Не довольствуясь теми поправками, которые сделал под его давлением автор, Катков, кроме того, самовольно внес ряд исправлений и дополнений в характеристику главного героя. Впоследствии они были устранены Тургеневым при подготовке отдельного издания. Одно время Тургенев хотел даже надолго отложить печатание романа — он думал все в нем пересмотреть и «перепахать» его заново. Писатель понимал, что в такой ответственный и острый момент, когда реакция начала переходить в наступление, рискованно было выступать с произведением, в котором недостаточно четко определены симпатии автора. Озадаченный разноречивыми мнениями об «Отцах и детях», он принялся за переработку своего произведения. Роман появился лишь через полгода после окончания — в февральской книжке «Русского вестника» за 1862 год. За это время обстановка в стране еще более осложнилась. Реформа ни в малейшей мере не удовлетворила крестьян, ожидавших освобождения с землею и без выкупа, а на деле опять попавших в зависимость от помещиков, у которых они принуждены были теперь, согласно «Положению», арендовать земли на кабальных условиях. Новая волна бунтов явилась ответом обманутых крестьян на реформу. Сорок пять губерний из сорока семи в Европейской России были охвачены волнениями. Брожение, вызванное реформой, распространилось и на студенческую молодежь, которая все настойчивее напоминала о себе правительству демонстрациями протеста. Революционная ситуация, создавшаяся в стране, была настолько очевидна, что даже в правящих кругах признавали, что Россия стоит на пороге «пугачевщины». Гнев народа против угнетателей грозил вылиться в широкое революционное движение, идейным вдохновителем которого был Чернышевский. Власти готовили отпор революционному движению и вынашивали план расправы с Чернышевским и его окружением. Лагерь революционных борцов понес в 1861 году большие утраты: не стало Шевченко и Добролюбова, были арестованы М. Михайлов и В. Обручев. Правительство закрывало воскресные школы, народные читальни, приостанавливало издание газет и журналов. На восемь месяцев был запрещен «Современник». Тургенев в эти дни писал:

«Мое старое литературное сердце дрогнуло, когда я прочел о запрещении «Современника». Вспомнилось его основание, Белинский и многое…»

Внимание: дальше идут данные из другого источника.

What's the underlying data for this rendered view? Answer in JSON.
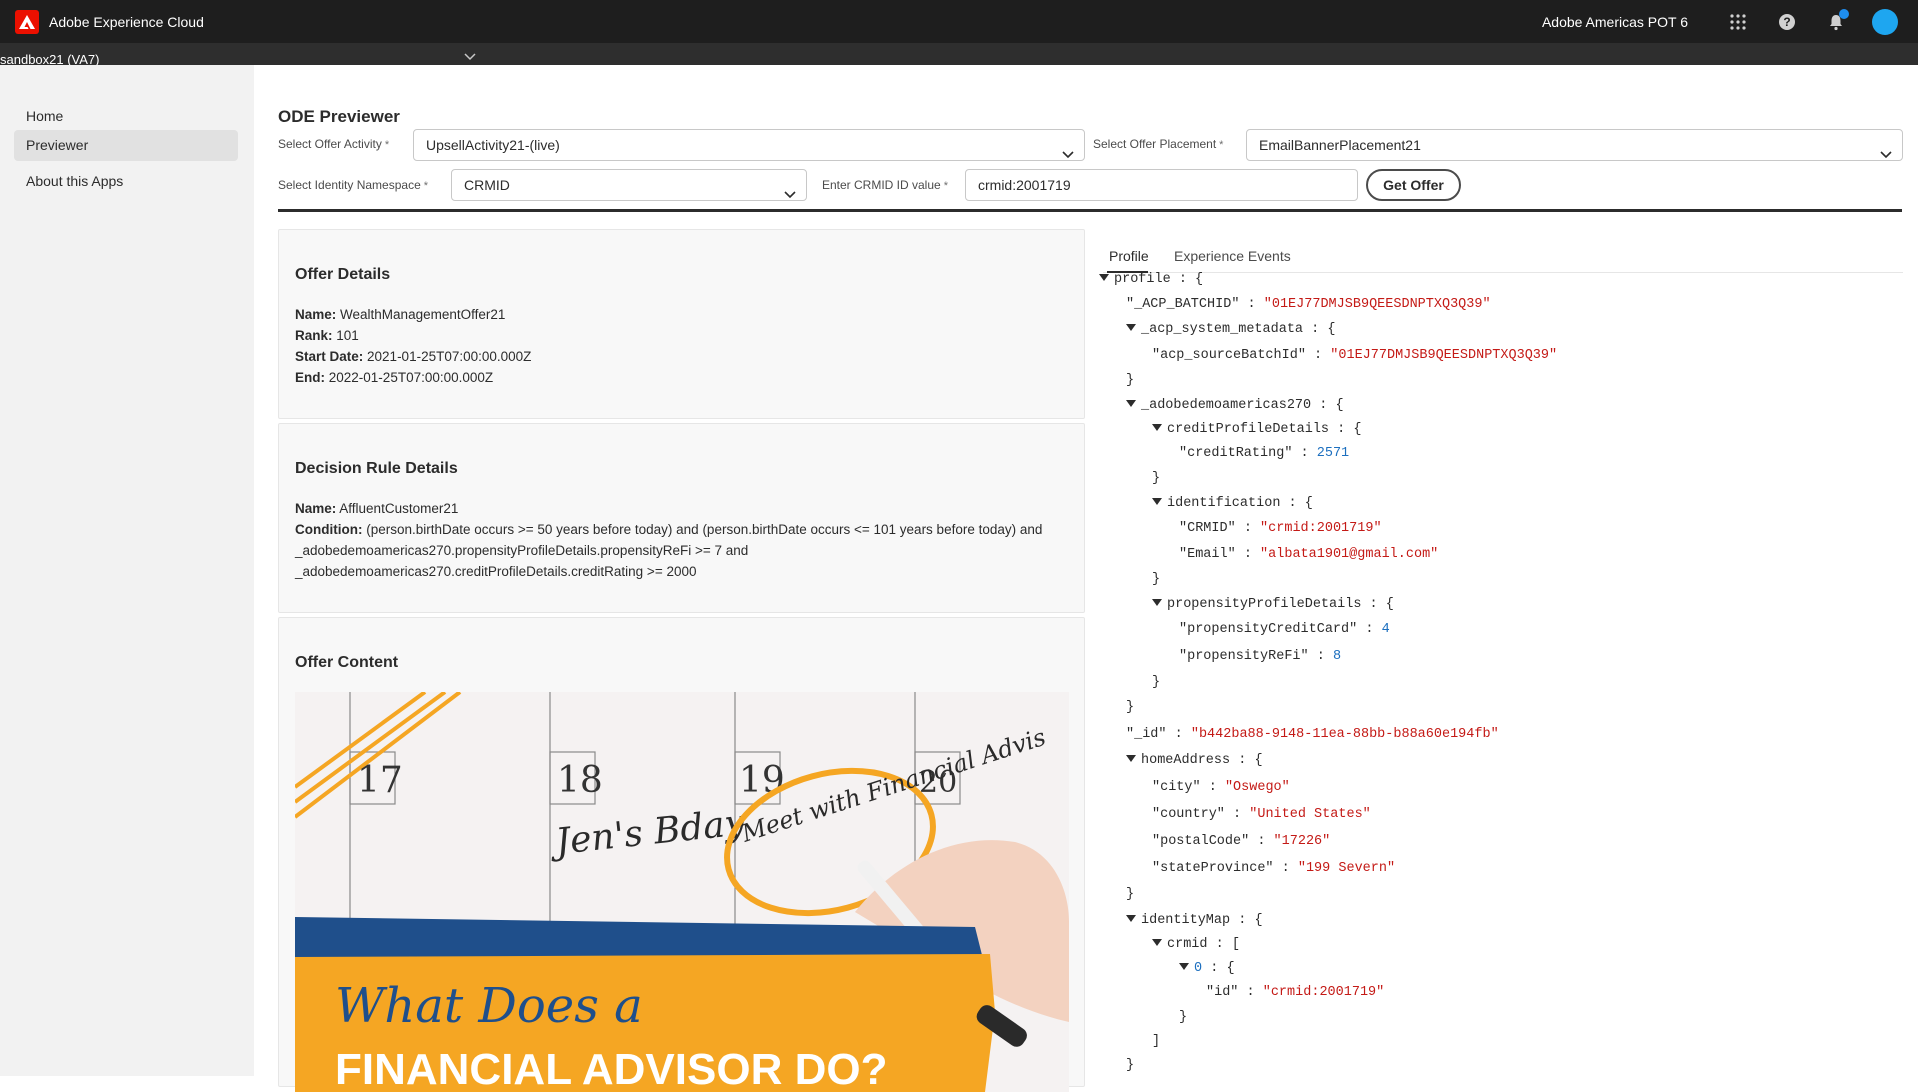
{
  "topbar": {
    "app_title": "Adobe Experience Cloud",
    "org": "Adobe Americas POT 6",
    "icons": [
      "adobe-logo-icon",
      "apps-grid-icon",
      "help-icon",
      "notifications-bell-icon",
      "avatar"
    ],
    "brand_color": "#eb1000"
  },
  "sandbox": {
    "label": "sandbox21 (VA7)"
  },
  "sidebar": {
    "items": [
      {
        "label": "Home"
      },
      {
        "label": "Previewer"
      },
      {
        "label": "About this Apps"
      }
    ]
  },
  "main": {
    "title": "ODE Previewer",
    "offer_activity": {
      "label": "Select Offer Activity",
      "value": "UpsellActivity21-(live)"
    },
    "offer_placement": {
      "label": "Select Offer Placement",
      "value": "EmailBannerPlacement21"
    },
    "identity_namespace": {
      "label": "Select Identity Namespace",
      "value": "CRMID"
    },
    "crmid": {
      "label": "Enter CRMID ID value",
      "value": "crmid:2001719"
    },
    "get_offer_label": "Get Offer",
    "required_mark": "*"
  },
  "offer_details": {
    "title": "Offer Details",
    "name_k": "Name:",
    "name_v": "WealthManagementOffer21",
    "rank_k": "Rank:",
    "rank_v": "101",
    "start_k": "Start Date:",
    "start_v": "2021-01-25T07:00:00.000Z",
    "end_k": "End:",
    "end_v": "2022-01-25T07:00:00.000Z"
  },
  "decision_rule": {
    "title": "Decision Rule Details",
    "name_k": "Name:",
    "name_v": "AffluentCustomer21",
    "cond_k": "Condition:",
    "cond_v": "(person.birthDate occurs >= 50 years before today) and (person.birthDate occurs <= 101 years before today) and _adobedemoamericas270.propensityProfileDetails.propensityReFi >= 7 and _adobedemoamericas270.creditProfileDetails.creditRating >= 2000"
  },
  "offer_content": {
    "title": "Offer Content",
    "calendar_days": [
      "17",
      "18",
      "19",
      "20"
    ],
    "note1": "Jen's Bday",
    "note2": "Meet with Financial Advis",
    "headline1": "What Does a",
    "headline2": "FINANCIAL ADVISOR DO?"
  },
  "tabs": {
    "profile": "Profile",
    "events": "Experience Events"
  },
  "json": {
    "l0": "profile",
    "l1k": "\"_ACP_BATCHID\"",
    "l1v": "\"01EJ77DMJSB9QEESDNPTXQ3Q39\"",
    "l2": "_acp_system_metadata",
    "l3k": "\"acp_sourceBatchId\"",
    "l3v": "\"01EJ77DMJSB9QEESDNPTXQ3Q39\"",
    "l5": "_adobedemoamericas270",
    "l6": "creditProfileDetails",
    "l7k": "\"creditRating\"",
    "l7v": "2571",
    "l9": "identification",
    "l10k": "\"CRMID\"",
    "l10v": "\"crmid:2001719\"",
    "l11k": "\"Email\"",
    "l11v": "\"albata1901@gmail.com\"",
    "l13": "propensityProfileDetails",
    "l14k": "\"propensityCreditCard\"",
    "l14v": "4",
    "l15k": "\"propensityReFi\"",
    "l15v": "8",
    "l18k": "\"_id\"",
    "l18v": "\"b442ba88-9148-11ea-88bb-b88a60e194fb\"",
    "l19": "homeAddress",
    "l20k": "\"city\"",
    "l20v": "\"Oswego\"",
    "l21k": "\"country\"",
    "l21v": "\"United States\"",
    "l22k": "\"postalCode\"",
    "l22v": "\"17226\"",
    "l23k": "\"stateProvince\"",
    "l23v": "\"199 Severn\"",
    "l25": "identityMap",
    "l26": "crmid",
    "l27": "0",
    "l28k": "\"id\"",
    "l28v": "\"crmid:2001719\"",
    "sep": ":",
    "open_obj": "{",
    "close_obj": "}",
    "open_arr": "[",
    "close_arr": "]"
  }
}
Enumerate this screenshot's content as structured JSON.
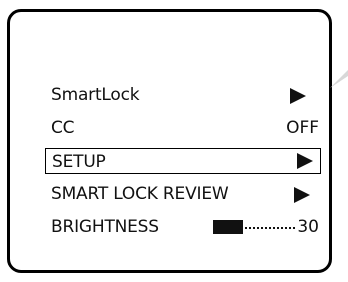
{
  "menu": {
    "items": [
      {
        "label": "SmartLock",
        "value": "",
        "icon": "right-arrow-icon"
      },
      {
        "label": "CC",
        "value": "OFF",
        "icon": ""
      },
      {
        "label": "SETUP",
        "value": "",
        "icon": "right-arrow-icon",
        "selected": true
      },
      {
        "label": "SMART LOCK REVIEW",
        "value": "",
        "icon": "right-arrow-icon"
      },
      {
        "label": "BRIGHTNESS",
        "value": "30",
        "icon": "",
        "level": 0.36
      }
    ]
  },
  "colors": {
    "text": "#111111",
    "frame": "#000000",
    "background": "#ffffff"
  }
}
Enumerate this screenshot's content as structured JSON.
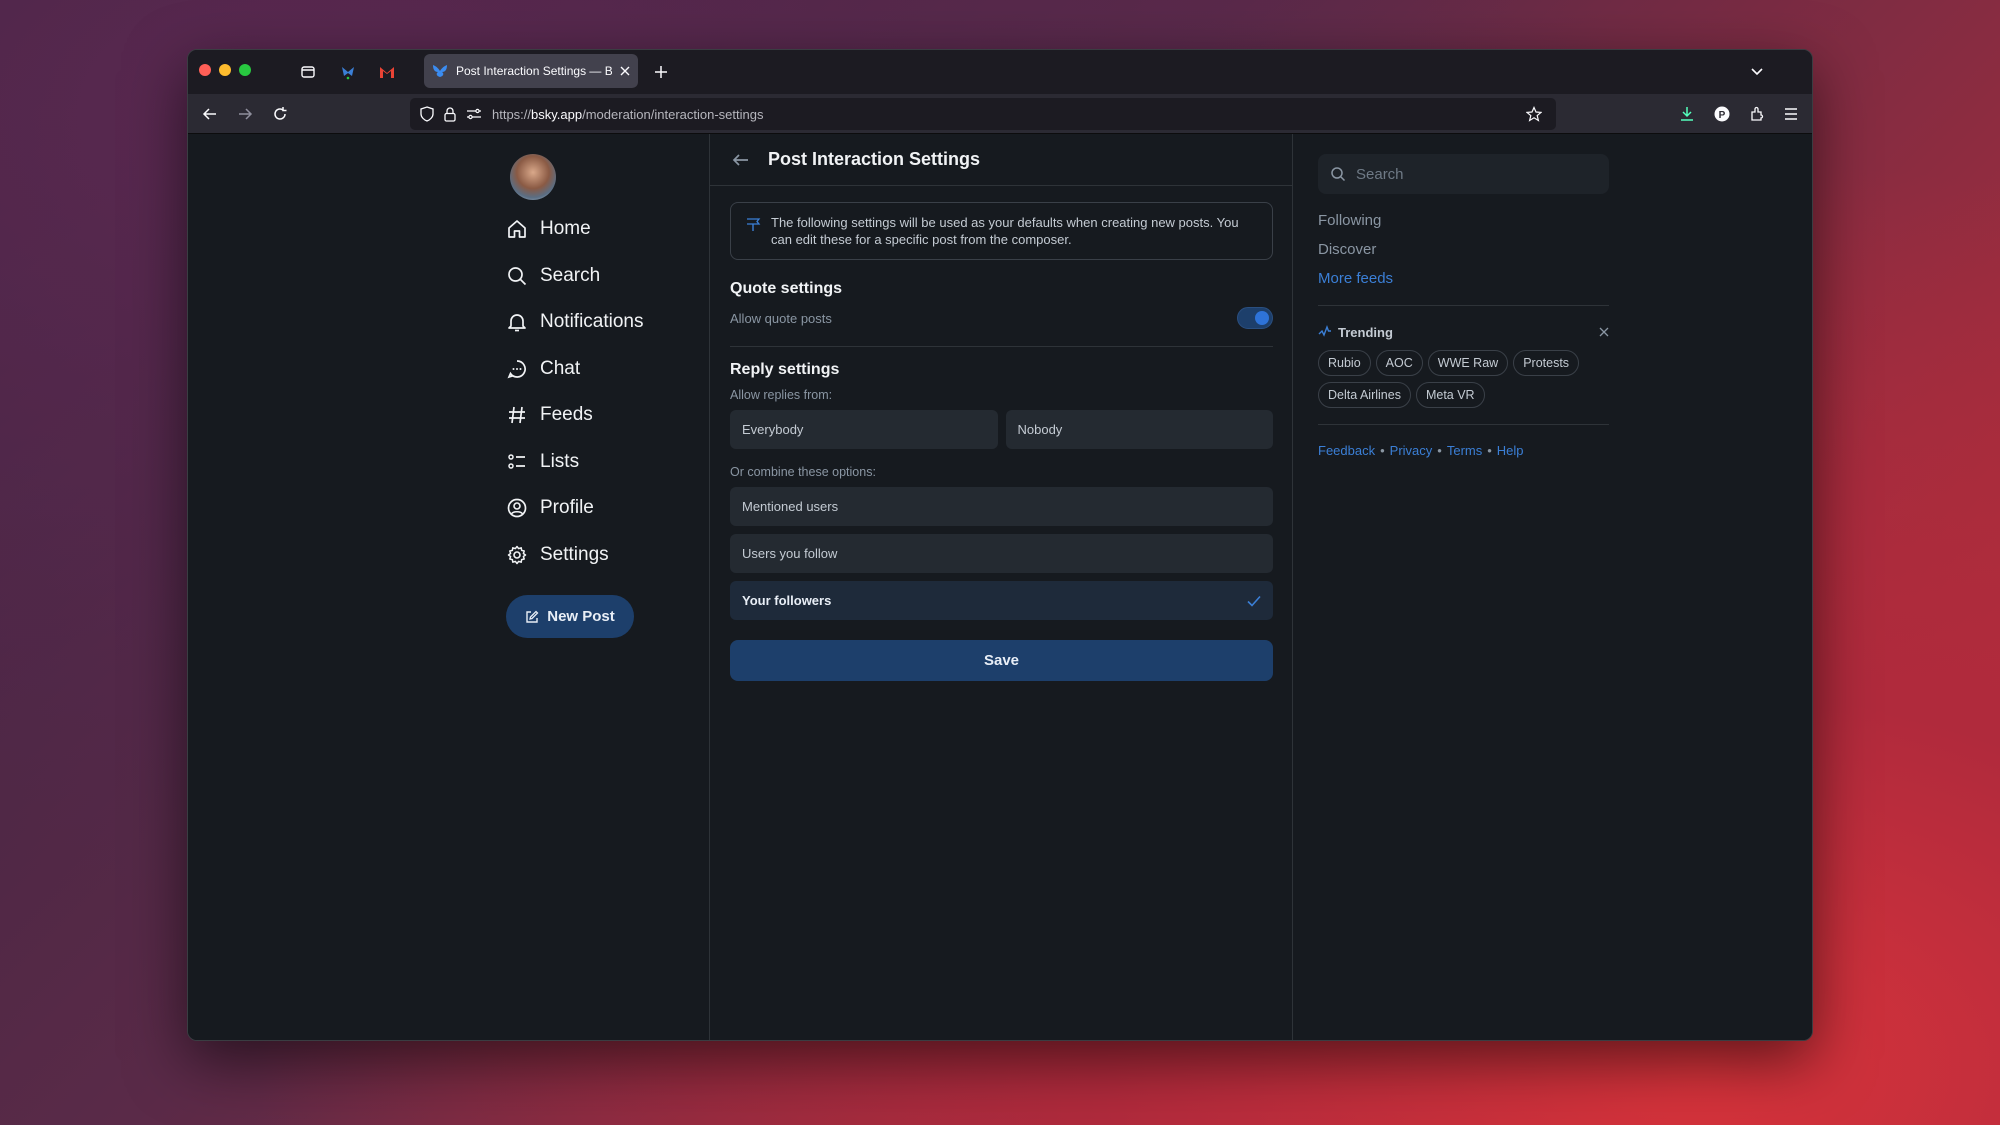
{
  "browser": {
    "tab_title": "Post Interaction Settings — Blue",
    "url_prefix": "https://",
    "url_domain": "bsky.app",
    "url_path": "/moderation/interaction-settings"
  },
  "nav": {
    "items": [
      {
        "label": "Home",
        "icon": "home-icon"
      },
      {
        "label": "Search",
        "icon": "search-icon"
      },
      {
        "label": "Notifications",
        "icon": "bell-icon"
      },
      {
        "label": "Chat",
        "icon": "chat-icon"
      },
      {
        "label": "Feeds",
        "icon": "hash-icon"
      },
      {
        "label": "Lists",
        "icon": "list-icon"
      },
      {
        "label": "Profile",
        "icon": "profile-icon"
      },
      {
        "label": "Settings",
        "icon": "gear-icon"
      }
    ],
    "new_post": "New Post"
  },
  "main": {
    "title": "Post Interaction Settings",
    "info": "The following settings will be used as your defaults when creating new posts. You can edit these for a specific post from the composer.",
    "quote_title": "Quote settings",
    "quote_label": "Allow quote posts",
    "quote_enabled": true,
    "reply_title": "Reply settings",
    "reply_label": "Allow replies from:",
    "everybody": "Everybody",
    "nobody": "Nobody",
    "combine_label": "Or combine these options:",
    "mentioned": "Mentioned users",
    "following": "Users you follow",
    "followers": "Your followers",
    "save": "Save"
  },
  "right": {
    "search_placeholder": "Search",
    "feeds": [
      "Following",
      "Discover",
      "More feeds"
    ],
    "trending_label": "Trending",
    "trending": [
      "Rubio",
      "AOC",
      "WWE Raw",
      "Protests",
      "Delta Airlines",
      "Meta VR"
    ],
    "footer": [
      "Feedback",
      "Privacy",
      "Terms",
      "Help"
    ]
  },
  "colors": {
    "accent": "#1d3f6b",
    "link": "#3b7fd6",
    "background": "#161a1f"
  }
}
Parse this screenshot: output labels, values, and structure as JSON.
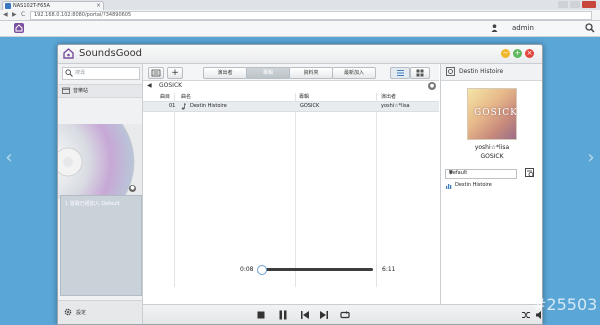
{
  "browser": {
    "tab_title": "NAS102T-F65A",
    "url": "192.168.0.102:8080/portal/?34890605",
    "close_glyph": "×",
    "nav_back": "◀",
    "nav_forward": "▶",
    "nav_reload": "C"
  },
  "nas": {
    "user": "admin"
  },
  "app": {
    "title": "SoundsGood",
    "window_buttons": {
      "minimize": "−",
      "maximize": "+",
      "close": "×"
    }
  },
  "sidebar": {
    "search_placeholder": "搜尋",
    "station_label": "音樂站",
    "queue_text": "1 首歌已經加入 Default",
    "settings_label": "設定",
    "panel_circle": "●"
  },
  "toolbar": {
    "add_glyph": "+",
    "tabs": [
      "演出者",
      "專輯",
      "資料夾",
      "最新加入"
    ],
    "active_tab": 1
  },
  "breadcrumb": {
    "back": "◀",
    "path": "GOSICK",
    "circle": "●"
  },
  "table": {
    "headers": [
      "曲目",
      "曲名",
      "專輯",
      "演出者"
    ],
    "rows": [
      {
        "track": "01",
        "title": "Destin Histoire",
        "album": "GOSICK",
        "artist": "yoshi☆*lisa"
      }
    ]
  },
  "now_playing": {
    "title": "Destin Histoire",
    "album_art_text": "GOSICK",
    "artist": "yoshi☆*lisa",
    "album": "GOSICK"
  },
  "playlist": {
    "selected": "Default",
    "dropdown_glyph": "▼",
    "items": [
      "Destin Histoire"
    ]
  },
  "player": {
    "elapsed": "0:08",
    "duration": "6:11",
    "progress": 0.02
  },
  "watermark": "#25503",
  "colors": {
    "accent": "#7b4f9e",
    "desktop": "#5aa6d6",
    "minimize": "#f2b62b",
    "maximize": "#5cb85c",
    "close": "#e2453c"
  }
}
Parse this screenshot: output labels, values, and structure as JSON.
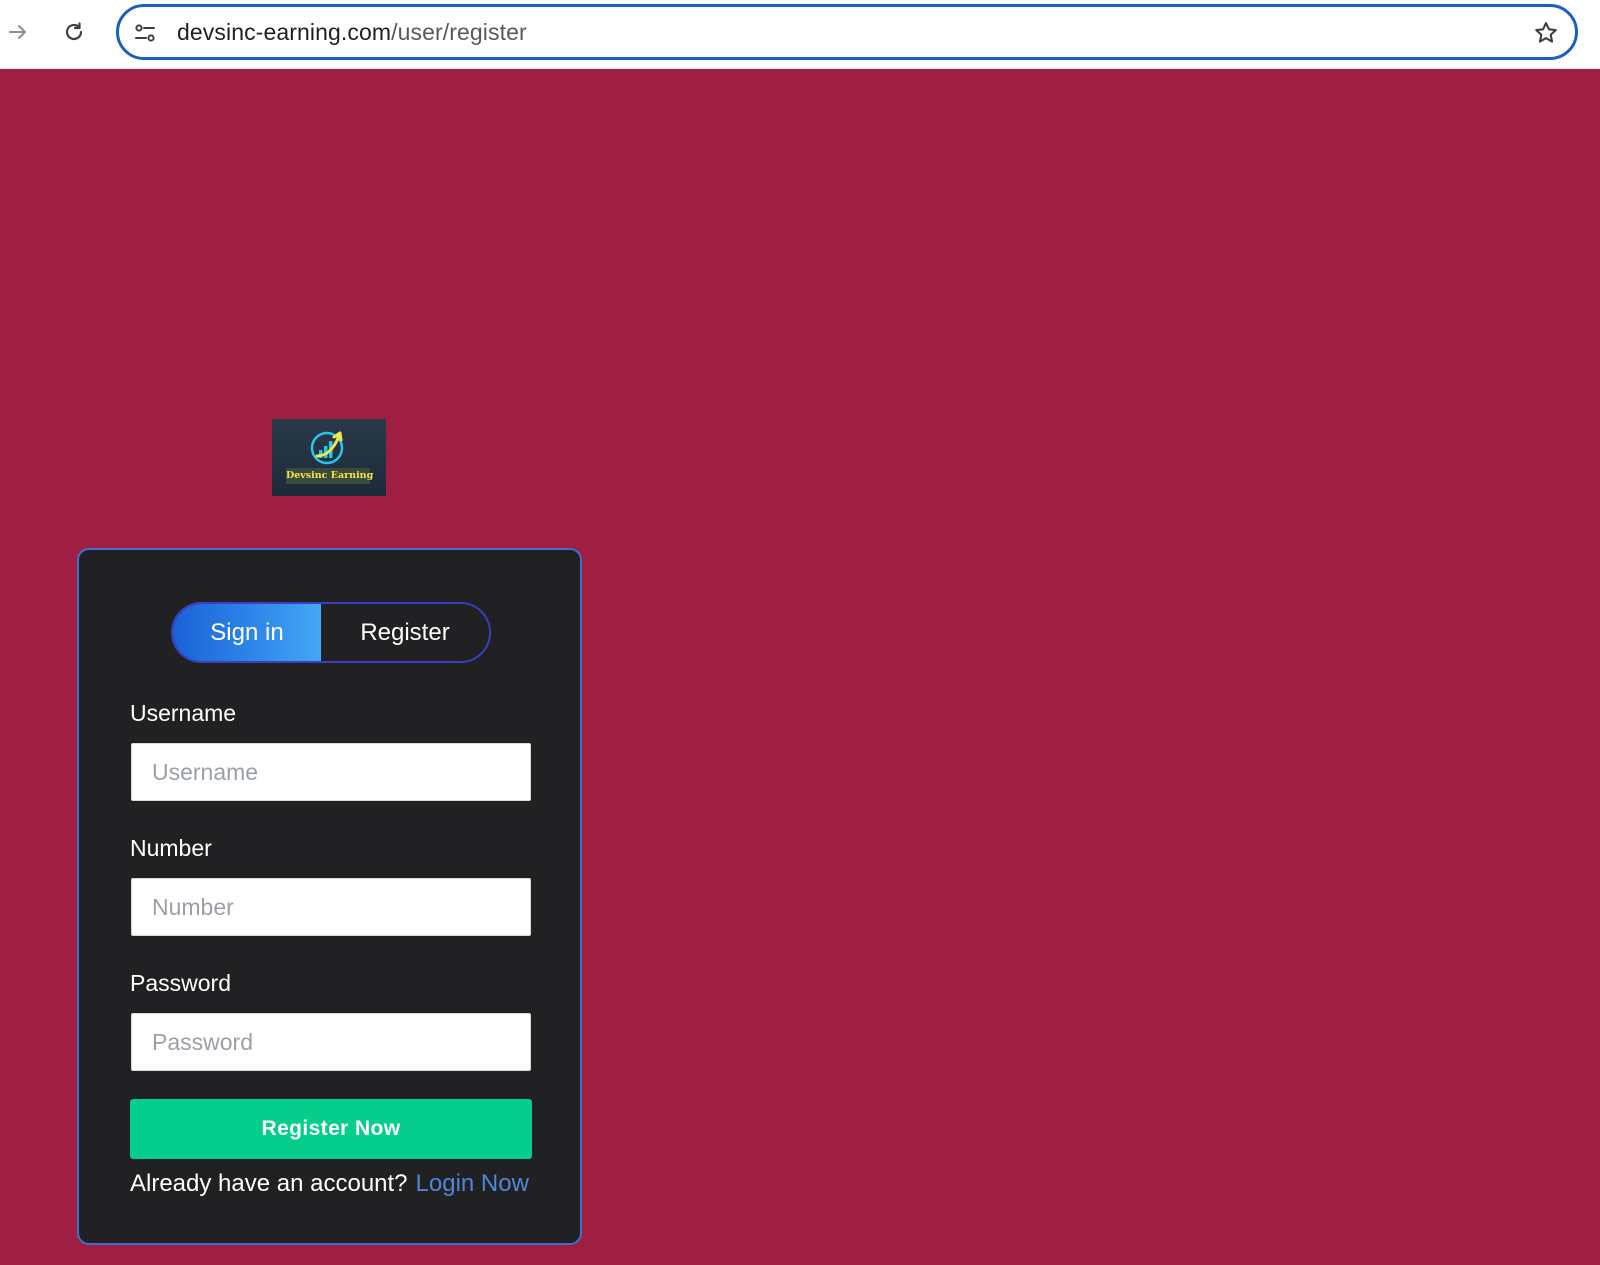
{
  "browser": {
    "url_host": "devsinc-earning.com",
    "url_path": "/user/register",
    "icons": {
      "forward": "arrow-right-icon",
      "reload": "reload-icon",
      "site_info": "tune-icon",
      "bookmark": "star-icon"
    }
  },
  "logo": {
    "text": "Devsinc Earning"
  },
  "tabs": {
    "signin_label": "Sign in",
    "register_label": "Register",
    "active": "signin"
  },
  "form": {
    "username": {
      "label": "Username",
      "placeholder": "Username",
      "value": ""
    },
    "number": {
      "label": "Number",
      "placeholder": "Number",
      "value": ""
    },
    "password": {
      "label": "Password",
      "placeholder": "Password",
      "value": ""
    },
    "submit_label": "Register Now",
    "footer_text": "Already have an account?",
    "login_link": "Login Now"
  },
  "colors": {
    "page_background": "#9e1f41",
    "card_background": "#212124",
    "card_border": "#3f6fd0",
    "submit_button": "#05cd8b",
    "active_tab": "#2f86ea",
    "link": "#4f86d8",
    "omnibox_border": "#1c5fbf"
  }
}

Ни в одном из прежних своих романов (не исключая даже и «Накануне») писатель не подходил так близко к решению самых насущных вопросов, выдвинутых современностью. Время действия в «Отцах и детях» — 1859 год. Роман, создававшийся в атмосфере все возраставшего общественного подъема, отразил картину острой идейной борьбы, делившей общество на два лагеря. Ожесточенные споры среди читателей разгорелись сразу же после напечатания романа в журнале. Одни укоряли автора за то, что он осмеял «отцов», честно действовавших когда-то на арене общественной жизни, и слепо идеализировал молодежь, пришедшую им на смену. Другие утверждали прямо противоположное, усматривая в романе злую сатиру на молодое поколение и апологию отцов. Реакция читателей была на этот раз необыкновенно бурной. Разразился, в сущности, настоящий литературный скандал. Автор романа получал многочисленные письма, в которых одни извещали, что «с хохотом презрения» сжигают его фотографические карточки за оскорбление молодого поколения, другие яростно обвиняли писателя в низкопоклонстве перед этим молодым поколением. Столь же противоречивы были отклики на роман в журнальной критике и в литературных кругах. Противоречивы и порою совершенно неожиданны. По мнению Каткова, Базаров в романе «как-то случайно попал на очень высокий пьедестал. Он действительно подавляет все окружающее. Все перед ним или ветошь, или слабо и зелено.

Такого ли впечатления нужно было желать?» — спрашивал автора реакционный публицист.

М. Антонович выступил в «Современнике» с гневной статьей «Асмодей нашего времени», где истолковал роман как панегирик «отцам» и клевету на «детей», как памфлет, направленный против разночинной демократии, а образ Базарова — как карикатуру на демократическую молодежь:

«Это не человек, а какое-то ужасное существо, просто дьявол, или, выражаясь более поэтически, Асмодей».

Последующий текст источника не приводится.